The litany of legal errors continued as the couple delayed beyond a six-month time limit before seeking formal recognition of the woman’s parenthood. That time limit was mandatory and the Court noted that making a parental order in the woman’s favour was therefore ‘not an option’.
Allowing her to adopt the child was also no solution and the woman had been left in a position of acute vulnerability, with no legal rights over the boy she considered to be her son although he was not a blood relative. Social workers and lawyers had since ‘worked hard to find some sort of solution’ to the problem.
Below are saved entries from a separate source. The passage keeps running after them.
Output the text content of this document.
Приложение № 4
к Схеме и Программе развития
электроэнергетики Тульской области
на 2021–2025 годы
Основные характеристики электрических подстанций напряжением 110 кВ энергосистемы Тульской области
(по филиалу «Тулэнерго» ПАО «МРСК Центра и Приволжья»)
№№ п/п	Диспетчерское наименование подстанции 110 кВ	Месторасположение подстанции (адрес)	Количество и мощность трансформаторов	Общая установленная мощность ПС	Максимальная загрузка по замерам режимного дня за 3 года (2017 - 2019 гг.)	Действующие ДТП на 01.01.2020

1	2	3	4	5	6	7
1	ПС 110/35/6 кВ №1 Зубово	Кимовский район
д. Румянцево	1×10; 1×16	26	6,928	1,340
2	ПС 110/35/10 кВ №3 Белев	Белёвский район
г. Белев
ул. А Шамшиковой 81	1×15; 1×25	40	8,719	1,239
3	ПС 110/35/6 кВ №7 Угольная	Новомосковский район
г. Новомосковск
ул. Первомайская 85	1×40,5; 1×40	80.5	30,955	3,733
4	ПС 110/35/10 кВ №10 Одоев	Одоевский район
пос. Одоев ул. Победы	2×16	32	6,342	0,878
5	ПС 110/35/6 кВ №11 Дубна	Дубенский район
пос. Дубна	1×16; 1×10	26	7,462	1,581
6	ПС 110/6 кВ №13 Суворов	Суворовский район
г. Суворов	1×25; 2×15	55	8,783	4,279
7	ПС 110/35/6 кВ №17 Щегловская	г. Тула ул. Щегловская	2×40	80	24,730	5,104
The ex-couple, since divorced, had for a long time engaged in bitter recriminations and had shown ‘a complete inability to pull together for the sake of this much wanted child’. However, they had finally been able to set aside their grievances and put in place sensible and practical shared care arrangements.
Whilst the woman could never become the boy’s legal mother, the Court noted that there were steps that could be taken to ‘provide her with security and recognition of her status’. The surrogate mother, still a close friend, had parental responsibility for the boy and saw him regularly but there was ‘no immediate reason to believe’ that she would use her power over the child inappropriately.
The Court directed that the boy should remain a ward of court and made a shared residence order in favour of the former couple, effectively granting the woman parental responsibility for the child. The surrogate mother was barred from exercising her parental rights without permission from the courts.
Although there was nothing more that could be done to regularise the woman’s position, the Court expressed the hope that the arrangements put in place would be sufficient to enable the boy to ‘look forward to a secure and happy future with his care being shared between the two people he does and will continue to regard as his parents’. Describing the case as a ‘cautionary tale’, the Court underlined the ‘real dangers’ of informal surrogacy agreements and urged couples to use licensed and regulated fertility clinics if they need help to achieve parenthood.